Plusieurs manifestations pro-palestiniennes en France ce week-end

© AFP - Kenzo Tribouillard
Des manifestations en faveur de la population de Gaza et contre Israël ont eu lieu dans plusieurs villes de France ce week-end, rassemblant des milliers de personnes, avec quelques heurts à l'issue de celle qui s'est déroulée à Paris.
Dans la capitale, les manifestants (7.000 selon la police, 30.000 selon les organisateurs) ont quitté le quartier de Barbès dimanche après-midi derrière une banderole qui affichait "Soutien total à la lutte du peuple palestinien", en direction de la place de la Bastille.
Dans le calme, la foule, très jeune et féminine, a scandé des slogans comme: "Nous sommes tous des Palestiniens!", "Israël assassin!" ou "Une seule solution, fin de l'occupation!".
De nombreux manifestants portaient à bout de bras des pancartes sur lesquelles ils avaient collé des photos, tirées de sites web, représentant des enfants palestiniens tués ou blessés, des maisons rasées ou des champignons de fumée montant de quartier de Gaza bombardés.

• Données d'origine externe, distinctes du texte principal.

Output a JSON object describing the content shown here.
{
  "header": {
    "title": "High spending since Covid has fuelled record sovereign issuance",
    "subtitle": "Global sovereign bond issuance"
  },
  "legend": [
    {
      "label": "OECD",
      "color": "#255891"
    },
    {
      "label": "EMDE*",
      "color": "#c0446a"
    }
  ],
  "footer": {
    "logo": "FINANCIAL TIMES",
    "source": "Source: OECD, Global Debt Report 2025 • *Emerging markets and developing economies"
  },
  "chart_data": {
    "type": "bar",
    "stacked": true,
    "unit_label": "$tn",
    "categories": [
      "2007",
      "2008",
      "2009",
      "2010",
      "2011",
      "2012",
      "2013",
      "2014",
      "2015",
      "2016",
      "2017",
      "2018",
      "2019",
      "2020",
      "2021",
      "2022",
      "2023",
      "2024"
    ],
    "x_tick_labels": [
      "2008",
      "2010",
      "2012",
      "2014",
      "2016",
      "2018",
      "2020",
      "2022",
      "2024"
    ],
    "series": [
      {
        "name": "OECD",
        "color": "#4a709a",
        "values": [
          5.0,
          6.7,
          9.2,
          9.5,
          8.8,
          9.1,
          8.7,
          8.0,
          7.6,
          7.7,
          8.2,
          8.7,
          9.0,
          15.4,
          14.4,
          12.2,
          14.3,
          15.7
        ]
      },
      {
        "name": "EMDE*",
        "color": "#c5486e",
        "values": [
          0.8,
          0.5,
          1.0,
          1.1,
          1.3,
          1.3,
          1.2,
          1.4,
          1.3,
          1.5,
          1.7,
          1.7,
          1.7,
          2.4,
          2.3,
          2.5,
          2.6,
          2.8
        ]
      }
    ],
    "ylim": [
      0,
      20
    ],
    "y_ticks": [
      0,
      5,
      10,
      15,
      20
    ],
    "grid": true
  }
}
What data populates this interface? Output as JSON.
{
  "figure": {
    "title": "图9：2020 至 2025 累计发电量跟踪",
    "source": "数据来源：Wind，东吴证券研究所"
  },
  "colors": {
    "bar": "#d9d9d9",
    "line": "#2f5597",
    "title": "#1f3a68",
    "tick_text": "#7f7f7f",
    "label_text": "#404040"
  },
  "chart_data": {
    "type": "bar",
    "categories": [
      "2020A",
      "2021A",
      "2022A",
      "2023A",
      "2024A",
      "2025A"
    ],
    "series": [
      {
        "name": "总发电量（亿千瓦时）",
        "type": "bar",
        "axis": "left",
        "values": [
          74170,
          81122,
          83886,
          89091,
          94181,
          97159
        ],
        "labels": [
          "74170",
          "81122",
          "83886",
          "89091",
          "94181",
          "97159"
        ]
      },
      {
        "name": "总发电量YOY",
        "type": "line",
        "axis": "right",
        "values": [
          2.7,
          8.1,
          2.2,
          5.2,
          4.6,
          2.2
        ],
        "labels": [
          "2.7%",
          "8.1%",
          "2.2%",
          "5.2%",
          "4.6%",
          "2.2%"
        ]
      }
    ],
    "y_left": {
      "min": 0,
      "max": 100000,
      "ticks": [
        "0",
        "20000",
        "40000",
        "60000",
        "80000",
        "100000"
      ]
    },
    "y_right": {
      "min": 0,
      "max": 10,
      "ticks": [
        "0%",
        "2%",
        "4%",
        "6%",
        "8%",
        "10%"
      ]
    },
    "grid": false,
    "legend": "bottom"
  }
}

"Je suis venu pour dire non à ce massacre", a dit à l'AFP Amid Hamadouch, 30 ans, un autocollant "Boycott d'Israël, Etat raciste" sur son blouson. "Ils bombardent des innocents. Il y a certes des missiles lancés du côté du Hamas, mais la riposte israélienne est disproportionnée. Ils attaquent la population civile et non les responsables du Hamas."
A côté de lui, un groupe de jeunes filles voilées portait des panneaux "Nous ne demandons que la justice", "Résister est un droit" ou "Les Palestiniens ne partiront pas, ils sont chez eux".
- Tentative d'intrusion dans des synagogues -Quand la tête de la manifestation est arrivée place de la Bastille, des heurts limités avec les forces de l'ordre ont éclaté dans certaines rues. Des projectiles ont commencé à voler en direction des policiers et gendarmes, qui ont répliqué à coups de grenades lacrymogènes. Des dégâts légers ont été causé à des devantures de commerces.
Les échauffourées n'ont pas duré très longtemps et ne se sont pas propagées au reste de la manifestation, qui s'est dispersé, sous un orage, en début de soirée, a constaté un journaliste de l'AFP.
Selon la préfecture de police, ces heurts étaient dus à de petits groupes de jeunes gens qui ont été "facilement contenus". Il n'y a pas eu de blessés. Il y a eu six interpellations.
En marge de la manifestation, "certains individus ont provoqué des troubles et ont essayé de pénétrer par la force dans deux synagogues situées rue des Tournelles et rue de la Roquette" mais "en ont été empêchés par les forces de l'ordre", a dénoncé dans un communiqué la maire de Paris Anne Hidalgo, appelant "au calme face aux tensions" au Proche-Orient.
Le président du Consistoire central, Joël Mergui, a affirmé à l'AFP que "plusieurs dizaines de manifestants" s'étaient "délibérément" rendus devant la synagogue de la Roquette, non loin de la Bastille, "pour agresser verbalement et physiquement des juifs" réunis dimanche après-midi "pour prier pour la situation en Israël et pour la paix".
"Je suis profondément choqué et révolté, l'agressivité envers la communauté juive prend une tournure absolument inadmissible", a déclaré Joël Mergui.
A Lille, entre 2.300 (selon la police) et 6.000 personnes (selon les organisateurs) s'étaient auparavant rassemblées dimanche matin dans le quartier populaire de Wazemmes et ont scandé des slogans hostiles à Israël, qualifié d'Etat "assassin" et "criminel". François Hollande était accusé de complicité.
Au lendemain de la "petite finale" du Mondial de football, une pancarte indiquait "Brésil-Pays-Bas 0-3, Israël-Gaza 0-125 tués. Qu'attend le monde pour réagir?".
Samedi, des manifestations similaires avaient eu lieu dans le calme à Bordeaux (400 personnes selon la police, 1.000 selon les organisateurs) et à Marseille (environ 1.200 selon la police).